Defining Mission: Relationship

The following post is based on excerpts from UM & Global blogmaster David W. Scott's book, Crossing Boundaries: Sharing God's Good News Through Mission.

In Crossing Boundaries, I lay out a new definition of mission: Mission is cultivating relationships across boundaries for the sake of fostering conversations in word and deed about the nature of God’s good news.

While a full understanding of that definition and its practical implications for mission work in congregations is best grasped by reading the book, this series of blog posts briefly examines the four components of this definition – good news, relationships, crossing boundaries, and conversation. This post will examine the component of relationship.

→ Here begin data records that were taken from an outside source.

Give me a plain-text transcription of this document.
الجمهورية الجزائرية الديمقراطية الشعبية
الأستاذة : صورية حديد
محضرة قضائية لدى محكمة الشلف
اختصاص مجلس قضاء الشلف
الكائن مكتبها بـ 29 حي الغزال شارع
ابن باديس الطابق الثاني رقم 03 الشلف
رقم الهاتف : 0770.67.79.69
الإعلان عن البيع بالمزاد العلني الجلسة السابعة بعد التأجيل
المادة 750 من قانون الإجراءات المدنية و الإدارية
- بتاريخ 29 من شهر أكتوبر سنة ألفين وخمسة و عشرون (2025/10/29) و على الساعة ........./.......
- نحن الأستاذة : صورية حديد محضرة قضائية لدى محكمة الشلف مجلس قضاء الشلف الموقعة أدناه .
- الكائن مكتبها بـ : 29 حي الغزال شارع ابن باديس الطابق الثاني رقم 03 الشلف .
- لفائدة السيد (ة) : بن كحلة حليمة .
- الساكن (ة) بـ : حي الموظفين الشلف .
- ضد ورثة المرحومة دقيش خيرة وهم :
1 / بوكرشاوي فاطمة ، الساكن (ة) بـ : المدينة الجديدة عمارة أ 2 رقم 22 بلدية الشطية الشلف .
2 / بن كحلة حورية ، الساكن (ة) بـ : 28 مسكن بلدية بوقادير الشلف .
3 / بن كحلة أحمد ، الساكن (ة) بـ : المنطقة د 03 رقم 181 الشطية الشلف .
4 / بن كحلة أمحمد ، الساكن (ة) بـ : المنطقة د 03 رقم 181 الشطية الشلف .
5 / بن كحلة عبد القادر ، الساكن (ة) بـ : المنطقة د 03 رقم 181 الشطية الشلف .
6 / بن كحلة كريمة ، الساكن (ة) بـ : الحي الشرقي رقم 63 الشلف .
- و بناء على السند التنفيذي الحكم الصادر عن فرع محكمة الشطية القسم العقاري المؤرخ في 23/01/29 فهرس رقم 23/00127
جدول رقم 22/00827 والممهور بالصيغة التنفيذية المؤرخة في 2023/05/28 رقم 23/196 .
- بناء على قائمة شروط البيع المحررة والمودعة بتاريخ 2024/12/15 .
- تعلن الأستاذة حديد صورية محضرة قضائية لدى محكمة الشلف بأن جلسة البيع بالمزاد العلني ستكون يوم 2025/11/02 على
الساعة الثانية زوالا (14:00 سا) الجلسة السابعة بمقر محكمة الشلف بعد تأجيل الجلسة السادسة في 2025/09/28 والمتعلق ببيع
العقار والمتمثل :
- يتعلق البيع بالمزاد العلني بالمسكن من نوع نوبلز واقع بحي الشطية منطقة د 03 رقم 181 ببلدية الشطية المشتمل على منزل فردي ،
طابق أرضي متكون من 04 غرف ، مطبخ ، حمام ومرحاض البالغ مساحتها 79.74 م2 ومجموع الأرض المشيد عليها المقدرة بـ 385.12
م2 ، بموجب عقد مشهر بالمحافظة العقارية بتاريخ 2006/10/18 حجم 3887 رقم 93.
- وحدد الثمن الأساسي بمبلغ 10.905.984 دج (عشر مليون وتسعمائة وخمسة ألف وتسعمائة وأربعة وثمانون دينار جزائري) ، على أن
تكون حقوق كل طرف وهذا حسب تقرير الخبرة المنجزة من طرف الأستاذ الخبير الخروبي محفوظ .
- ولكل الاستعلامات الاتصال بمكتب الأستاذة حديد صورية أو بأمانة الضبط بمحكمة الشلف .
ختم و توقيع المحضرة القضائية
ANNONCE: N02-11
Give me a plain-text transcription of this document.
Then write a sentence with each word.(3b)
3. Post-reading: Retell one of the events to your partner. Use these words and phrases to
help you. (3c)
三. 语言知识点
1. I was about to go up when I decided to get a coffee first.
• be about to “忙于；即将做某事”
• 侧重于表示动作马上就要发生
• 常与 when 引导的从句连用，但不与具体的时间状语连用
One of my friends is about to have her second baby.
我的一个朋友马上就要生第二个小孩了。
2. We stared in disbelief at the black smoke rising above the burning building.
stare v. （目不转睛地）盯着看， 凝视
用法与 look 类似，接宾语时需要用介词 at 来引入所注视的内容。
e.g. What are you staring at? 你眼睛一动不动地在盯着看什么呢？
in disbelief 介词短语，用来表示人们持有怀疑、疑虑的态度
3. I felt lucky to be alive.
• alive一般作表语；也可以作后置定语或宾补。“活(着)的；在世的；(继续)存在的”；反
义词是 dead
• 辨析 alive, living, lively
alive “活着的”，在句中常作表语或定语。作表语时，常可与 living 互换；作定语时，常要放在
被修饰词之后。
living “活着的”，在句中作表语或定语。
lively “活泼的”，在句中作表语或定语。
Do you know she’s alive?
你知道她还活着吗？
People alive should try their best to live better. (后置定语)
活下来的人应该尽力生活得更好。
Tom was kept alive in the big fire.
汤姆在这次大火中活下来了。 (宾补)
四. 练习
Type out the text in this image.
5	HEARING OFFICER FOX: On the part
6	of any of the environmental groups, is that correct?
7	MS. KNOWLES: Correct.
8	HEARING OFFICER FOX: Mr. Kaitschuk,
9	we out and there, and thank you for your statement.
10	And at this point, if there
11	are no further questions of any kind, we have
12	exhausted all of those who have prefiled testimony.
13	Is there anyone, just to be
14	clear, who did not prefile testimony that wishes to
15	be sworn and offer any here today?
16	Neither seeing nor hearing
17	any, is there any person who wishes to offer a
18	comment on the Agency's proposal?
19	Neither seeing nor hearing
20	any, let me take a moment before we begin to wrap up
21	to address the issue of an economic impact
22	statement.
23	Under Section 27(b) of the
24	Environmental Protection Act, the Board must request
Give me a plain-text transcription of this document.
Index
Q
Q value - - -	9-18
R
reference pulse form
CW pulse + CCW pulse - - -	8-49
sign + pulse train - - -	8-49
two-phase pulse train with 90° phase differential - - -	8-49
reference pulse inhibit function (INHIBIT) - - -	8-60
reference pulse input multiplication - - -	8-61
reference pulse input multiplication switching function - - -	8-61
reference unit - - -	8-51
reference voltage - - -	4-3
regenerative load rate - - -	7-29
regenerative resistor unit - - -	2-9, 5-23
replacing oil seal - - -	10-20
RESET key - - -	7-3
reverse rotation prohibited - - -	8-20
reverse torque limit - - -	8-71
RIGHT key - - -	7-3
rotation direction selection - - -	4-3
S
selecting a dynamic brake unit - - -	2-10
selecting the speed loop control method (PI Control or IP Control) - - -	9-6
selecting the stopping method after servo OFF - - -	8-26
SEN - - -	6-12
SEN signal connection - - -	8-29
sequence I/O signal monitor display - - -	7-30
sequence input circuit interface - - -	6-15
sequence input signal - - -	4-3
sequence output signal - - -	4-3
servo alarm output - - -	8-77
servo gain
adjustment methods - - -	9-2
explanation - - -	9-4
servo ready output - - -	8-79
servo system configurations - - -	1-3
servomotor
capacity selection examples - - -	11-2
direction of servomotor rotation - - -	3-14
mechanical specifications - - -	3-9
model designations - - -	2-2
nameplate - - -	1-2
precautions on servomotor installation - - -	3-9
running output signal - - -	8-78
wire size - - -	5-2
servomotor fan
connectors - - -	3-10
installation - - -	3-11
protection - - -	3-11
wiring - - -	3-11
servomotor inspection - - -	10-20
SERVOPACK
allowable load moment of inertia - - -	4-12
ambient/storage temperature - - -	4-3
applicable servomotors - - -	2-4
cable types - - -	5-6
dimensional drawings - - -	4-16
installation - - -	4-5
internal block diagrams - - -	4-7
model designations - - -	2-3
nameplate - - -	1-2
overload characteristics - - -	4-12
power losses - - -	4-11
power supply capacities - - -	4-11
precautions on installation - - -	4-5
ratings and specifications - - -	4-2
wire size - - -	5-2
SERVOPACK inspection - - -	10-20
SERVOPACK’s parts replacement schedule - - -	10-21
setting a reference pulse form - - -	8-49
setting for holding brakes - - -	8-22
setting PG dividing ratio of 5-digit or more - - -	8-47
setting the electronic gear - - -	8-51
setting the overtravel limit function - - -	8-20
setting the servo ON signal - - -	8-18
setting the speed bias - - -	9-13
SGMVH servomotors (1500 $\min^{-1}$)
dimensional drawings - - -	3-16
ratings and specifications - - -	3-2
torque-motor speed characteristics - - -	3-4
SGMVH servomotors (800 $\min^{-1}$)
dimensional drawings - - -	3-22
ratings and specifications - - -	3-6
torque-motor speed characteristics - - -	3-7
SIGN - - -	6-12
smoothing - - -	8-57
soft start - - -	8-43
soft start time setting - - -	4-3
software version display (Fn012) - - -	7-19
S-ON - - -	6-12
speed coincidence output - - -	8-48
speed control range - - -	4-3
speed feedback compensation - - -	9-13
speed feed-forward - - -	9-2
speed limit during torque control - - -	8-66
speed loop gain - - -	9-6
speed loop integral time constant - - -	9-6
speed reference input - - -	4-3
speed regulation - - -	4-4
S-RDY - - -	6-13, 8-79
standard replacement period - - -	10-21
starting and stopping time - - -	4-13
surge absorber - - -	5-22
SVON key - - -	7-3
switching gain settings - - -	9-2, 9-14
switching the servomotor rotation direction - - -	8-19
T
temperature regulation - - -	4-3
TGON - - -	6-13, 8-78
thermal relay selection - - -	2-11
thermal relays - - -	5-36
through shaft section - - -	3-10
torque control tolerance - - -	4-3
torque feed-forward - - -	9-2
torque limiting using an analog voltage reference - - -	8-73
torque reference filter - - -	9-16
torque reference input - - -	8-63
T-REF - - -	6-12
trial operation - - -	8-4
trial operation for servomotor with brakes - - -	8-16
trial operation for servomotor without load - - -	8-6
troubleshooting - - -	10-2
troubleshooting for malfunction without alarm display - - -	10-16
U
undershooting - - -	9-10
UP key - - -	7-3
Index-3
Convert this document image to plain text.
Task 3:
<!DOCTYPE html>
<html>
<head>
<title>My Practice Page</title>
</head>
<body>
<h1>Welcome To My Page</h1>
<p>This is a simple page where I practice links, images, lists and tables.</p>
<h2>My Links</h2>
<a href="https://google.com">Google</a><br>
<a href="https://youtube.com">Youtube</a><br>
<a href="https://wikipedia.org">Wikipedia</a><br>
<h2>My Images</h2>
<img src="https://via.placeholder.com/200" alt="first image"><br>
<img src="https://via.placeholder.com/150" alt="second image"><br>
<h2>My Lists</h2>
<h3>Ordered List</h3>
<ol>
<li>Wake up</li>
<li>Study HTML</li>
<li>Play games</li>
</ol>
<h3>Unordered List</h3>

As the previous post in this series explained, mission is about good news. Restored relationships is one form of good news discussed extensively in the New Testament. If our mission is to be about good news, then it cannot avoid being about relationship as an end of mission and not merely a means.

If we attempt to practice mission without valuing relationship, we have already cut ourselves off from the fullness of God’s good news. As those sent by God in mission, we must cultivate the restored relationships that God desires with humanity and that God desires humans to have with each other.

Moreover, attention to the connection between mission and love helps us further see the relational nature of mission. Mission is an expression of love, both God’s love for us and our love for God and for others. Love certainly involves actions — love that is not expressed is not love—but it is primarily about a relationship, not a task list.

We love our family not just because they’re people for whom we did something nice once, but because we have an ongoing pattern of interactions, emotional attachments, and reciprocal care. In other words, we love our families as part of ongoing relationships, not as a series of separate actions. Moreover, while there is room for intentionality and regularity in our relationships with our family, it would feel unnatural to confine our love for our family to a particular program of actions, say, perhaps serving them dinner (but not eating with them) every other Tuesday evening.

Another Wesleyan theological insight here tempers Wesley’s emphasis on our active response to God’s love. For Wesley, one of the primary ways in which his followers lived out their responsive love and grew in love for God and others was through their relationships with others. Wesley famously wrote, “The gospel of Christ knows of no religion, but social; no holiness but social holiness. Faith working by love, is the length and breadth and depth and height of Christian perfection.”[1]

When Wesley wrote about “social holiness,” he wasn’t referring primarily to social justice or to small-group devotional practices, important as those may be. He was referring to the importance of practicing love in relationships with real, concrete people.[2] It is impossible to love people in the abstract. One can only truly love specific people with whom one interacts.

Thus, when we think about our church’s mission efforts, the first question we ask ourselves should not be “What should we do for mission in our church?” It should be “Whom should we relate to in mission at our church?” This shift from program-based mission thinking to relationship-based mission thinking is one of the most fundamentally important changes a congregation can make in its approach to mission.

It is even better if your church can ask not merely, “What individuals should the individuals in our church related to?” but “What other communities should the community of our church relate to?” Missional relationships are most transformative (for us and others) when they occur not just with individuals but with entire networks.

This notion that mission is first and foremost about relationships may be challenging, especially to Americans. While individuals may differ, American culture often does not value relationships as much as it does other things. It values money; it values material possessions; it values independence; it values achievement. Yet each of these stands in tension with and can undercut relationships. Relationships take time and attention, and often, we find ourselves short of both. This relational understanding of mission highlights just how countercultural God’s mission can be.

Americans’ lack of relationships also points to another truth about mission— our participation in mission is not just how we share God’s good news; it is how we receive God’s good news, too. Thinking about the story of the good Samaritan, often we are the traveler, and allowing ourselves to be befriended by others is how we receive healing and life.

Chapter 4 of Crossing Boundaries: Sharing God's Good News Through Mission includes practical steps that congregations can take as they seek to build mission relationships with others. It also outlines relational pitfalls to avoid in the process, especially pitfalls that arise in building relationships that cross boundaries, the subject of next week’s post.


[1] John Wesley, Hymns and Sacred Poems (1739), Preface, page viii, quoted in Steve Manskar, “No Holiness but Social Holiness,” Equipping Disciples, https://blog.umcdiscipleship.org/no-holiness-but-social-holiness/#_ftn2, accessed July 24, 2018.

[2] See chapter 2 of David Field, Bid Our Jarring Conflicts Cease: A Wesleyan Theology and Praxis of Church Unity (Nashville, TN: Wesley’s Foundery Books, 2017), for a good argument about the essentially relational nature of Wesley’s concept of social holiness/social religion.